生で食べるとえぐみがありますが、茹でて和え物にしたり、天ぷらにするととてもおいしいです。個性的でかわいい花の部分を料理に添えても映えますね。
野草はどうやって食べるの?
わたしの個人的な感想ですが、野草や花を食べると、なんだか身体が元気になる気がします。野草を通して、大地のパワーやエネルギーを受け取っているからでしょうか?

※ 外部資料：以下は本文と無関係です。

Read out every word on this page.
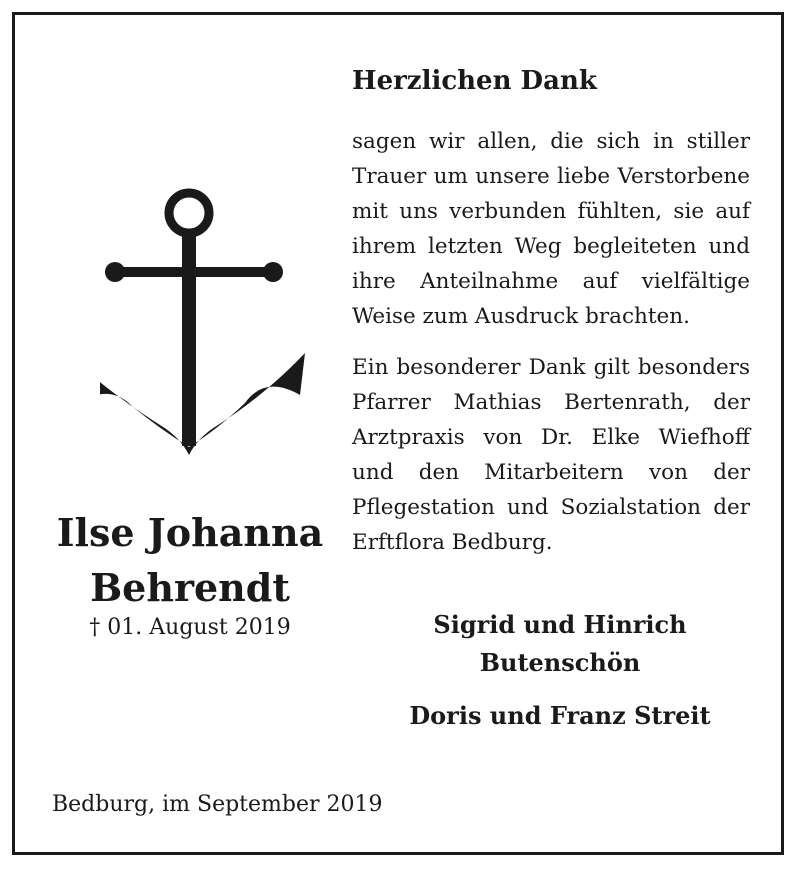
Ilse Johanna

Behrendt

† 01. August 2019

Herzlichen Dank

sagen wir allen, die sich in stiller Trauer um unsere liebe Verstorbene mit uns verbunden fühlten, sie auf ihrem letzten Weg begleiteten und ihre Anteilnahme auf vielfältige Weise zum Ausdruck brachten.

Ein besonderer Dank gilt besonders Pfarrer Mathias Bertenrath, der Arztpraxis von Dr. Elke Wiefhoff und den Mitarbeitern von der Pflegestation und Sozialstation der Erftflora Bedburg.

Sigrid und Hinrich

Butenschön

Doris und Franz Streit

Bedburg, im September 2019
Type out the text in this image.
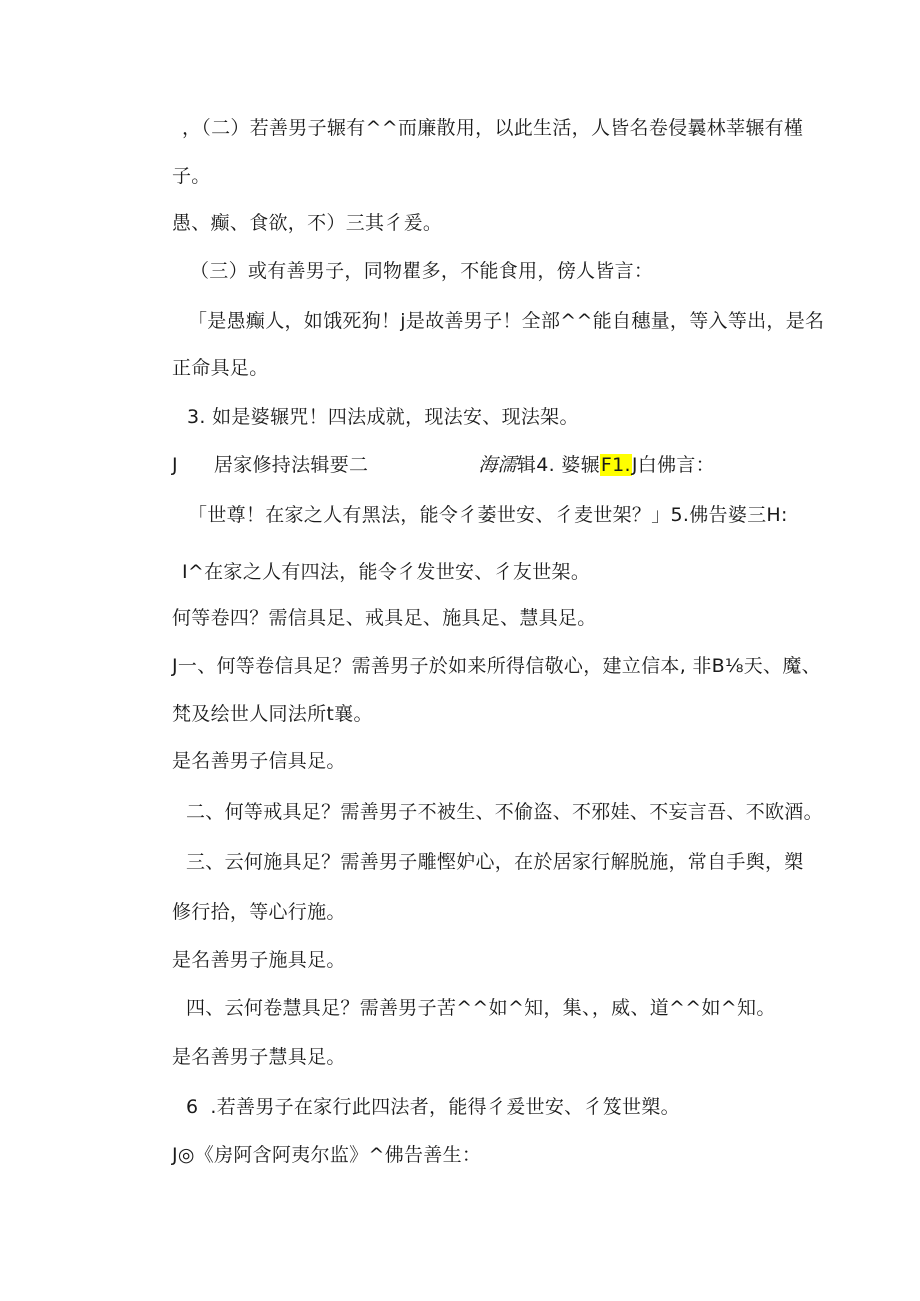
，（二）若善男子辗有^^而廉散用，以此生活，人皆名卷侵曩林莘辗有槿
子。
愚、癫、食欲，不）三其彳爰。
（三）或有善男子，同物瞿多，不能食用，傍人皆言：
「是愚癫人，如饿死狗！j是故善男子！全部^^能自穗量，等入等出，是名
正命具足。
3. 如是婆辗咒！四法成就，现法安、现法架。
J 居家修持法辑要二	海濡辑4. 婆辗F1.J白佛言：
「世尊！在家之人有黑法，能令彳萎世安、彳麦世架？」5.佛告婆三H:
I^在家之人有四法，能令彳发世安、彳友世架。
何等卷四？需信具足、戒具足、施具足、慧具足。
J一、何等卷信具足？需善男子於如来所得信敬心，建立信本, 非B⅛天、魔、
梵及绘世人同法所t襄。
是名善男子信具足。
二、何等戒具足？需善男子不被生、不偷盗、不邪娃、不妄言吾、不欧酒。
三、云何施具足？需善男子雕慳妒心，在於居家行解脱施，常自手舆，槊
修行拾，等心行施。
是名善男子施具足。
四、云何卷慧具足？需善男子苦^^如^知，集、，威、道^^如^知。
是名善男子慧具足。
6 .若善男子在家行此四法者，能得彳爰世安、彳笈世槊。
J◎《房阿含阿夷尔监》^佛告善生：
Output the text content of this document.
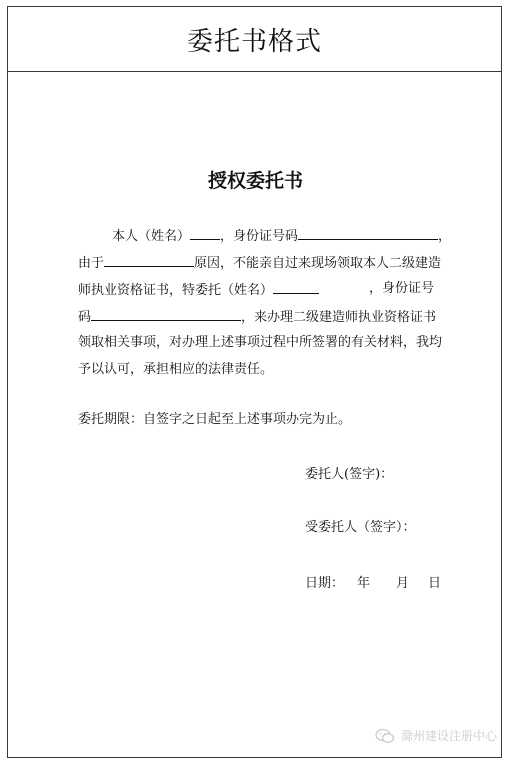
委托书格式
授权委托书
本人（姓名） ，身份证号码	，
由于	原因，不能亲自过来现场领取本人二级建造
师执业资格证书，特委托（姓名）	，身份证号
码	，来办理二级建造师执业资格证书
领取相关事项，对办理上述事项过程中所签署的有关材料，我均
予以认可，承担相应的法律责任。
委托期限：自签字之日起至上述事项办完为止。
委托人(签字)：
受委托人（签字）：
日期： 年 月 日
滁州建设注册中心
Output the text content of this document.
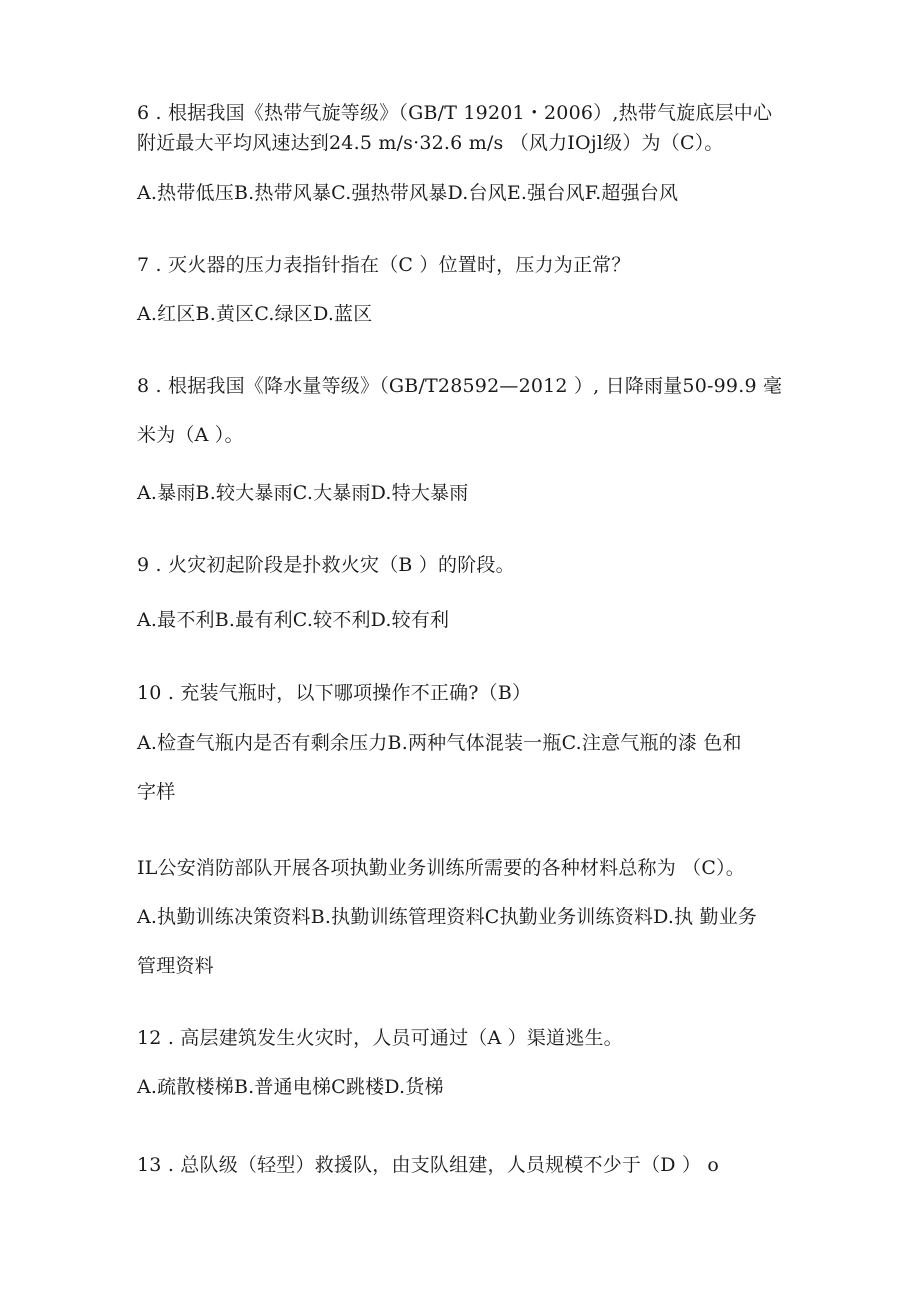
6 . 根据我国《热带气旋等级》（GB/T 19201・2006）,热带气旋底层中心
附近最大平均风速达到24.5 m/s·32.6 m/s （风力IOjl级）为（C）。
A.热带低压B.热带风暴C.强热带风暴D.台风E.强台风F.超强台风
7 . 灭火器的压力表指针指在（C ）位置时，压力为正常？
A.红区B.黄区C.绿区D.蓝区
8 . 根据我国《降水量等级》（GB/T28592—2012 ）, 日降雨量50-99.9 毫
米为（A ）。
A.暴雨B.较大暴雨C.大暴雨D.特大暴雨
9 . 火灾初起阶段是扑救火灾（B ）的阶段。
A.最不利B.最有利C.较不利D.较有利
10 . 充装气瓶时，以下哪项操作不正确?（B）
A.检查气瓶内是否有剩余压力B.两种气体混装一瓶C.注意气瓶的漆 色和
字样
IL公安消防部队开展各项执勤业务训练所需要的各种材料总称为 （C）。
A.执勤训练决策资料B.执勤训练管理资料C执勤业务训练资料D.执 勤业务
管理资料
12 . 高层建筑发生火灾时，人员可通过（A ）渠道逃生。
A.疏散楼梯B.普通电梯C跳楼D.货梯
13 . 总队级（轻型）救援队，由支队组建，人员规模不少于（D ） o
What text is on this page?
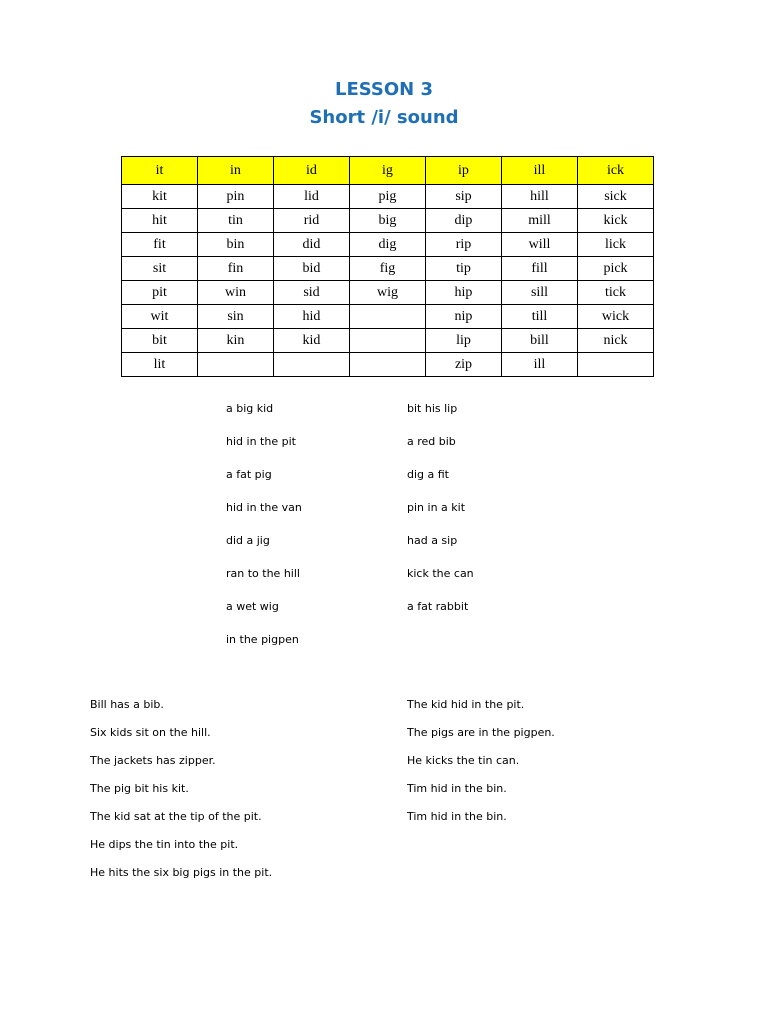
LESSON 3
Short /i/ sound
it	in	id	ig	ip	ill	ick
kit	pin	lid	pig	sip	hill	sick
hit	tin	rid	big	dip	mill	kick
fit	bin	did	dig	rip	will	lick
sit	fin	bid	fig	tip	fill	pick
pit	win	sid	wig	hip	sill	tick
wit	sin	hid		nip	till	wick
bit	kin	kid		lip	bill	nick
lit				zip	ill	
a big kid
hid in the pit
a fat pig
hid in the van
did a jig
ran to the hill
a wet wig
in the pigpen
bit his lip
a red bib
dig a fit
pin in a kit
had a sip
kick the can
a fat rabbit
Bill has a bib.
Six kids sit on the hill.
The jackets has zipper.
The pig bit his kit.
The kid sat at the tip of the pit.
He dips the tin into the pit.
He hits the six big pigs in the pit.
The kid hid in the pit.
The pigs are in the pigpen.
He kicks the tin can.
Tim hid in the bin.
Tim hid in the bin.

せっかくの野草や花ですから、よりおいしく食べたいですよね!手軽に食べられる調理法のアイデアをご紹介します。もちろんこれ以外にも、おひたしや煮びたし、パスタの具材など、色んな食べ方があるので、ぜひチャレンジしてみてください!
生のままでもおいしい野草はサラダに
苦味やえぐみが少ない野草や花は、生のままでサラダにすると繊細な味わいまでしっかり楽しむことができます。せっかくなら、ドレッシングも市販のものではなく、オリーブオイルと塩、お好きなハーブやスパイス、レモンなどを使って手づくりしてみては?おいしいと感じればよし!おいしくなくても経験になる!?というくらいの気持ちで、色々と混ぜ合わせてドレッシング作りも楽しんでみてください。
お粥に入れて草の味わいを楽しむ
苦味がある草は火を通すと食べやすくなります。シンプルにお粥に草を入れた「草粥」で、素材の味を楽しんでみてください。お味噌やお漬物、ごはんに合うおかずと一緒に楽しめば、飽きずに最後まで完食してしまいます。写真のように花を飾る場合は、食べる直前にお粥の上に乗せると見た目も美しくなりますよ。
味噌汁の具や炒め物などにもgood
味噌汁に入れたり、炒め物にしたり、茹でて和え物にするのも野草のおいしい食べ方です。味付けはいつもよりちょっと薄味にして、今食べてるのは何の草だっけ?と話しながら食べるのも楽しい時間になりますよ。
奄美に自生しているおいしい野草や花。注意点は、草むらの中まで摘みに行くとハブがいる可能性もあるので気を付けることと、集落内などでは許可を取って草を摘むことです。野草や花は、奄美の自然からの恵。おいしく楽しく、ルールを守っていただきましょう!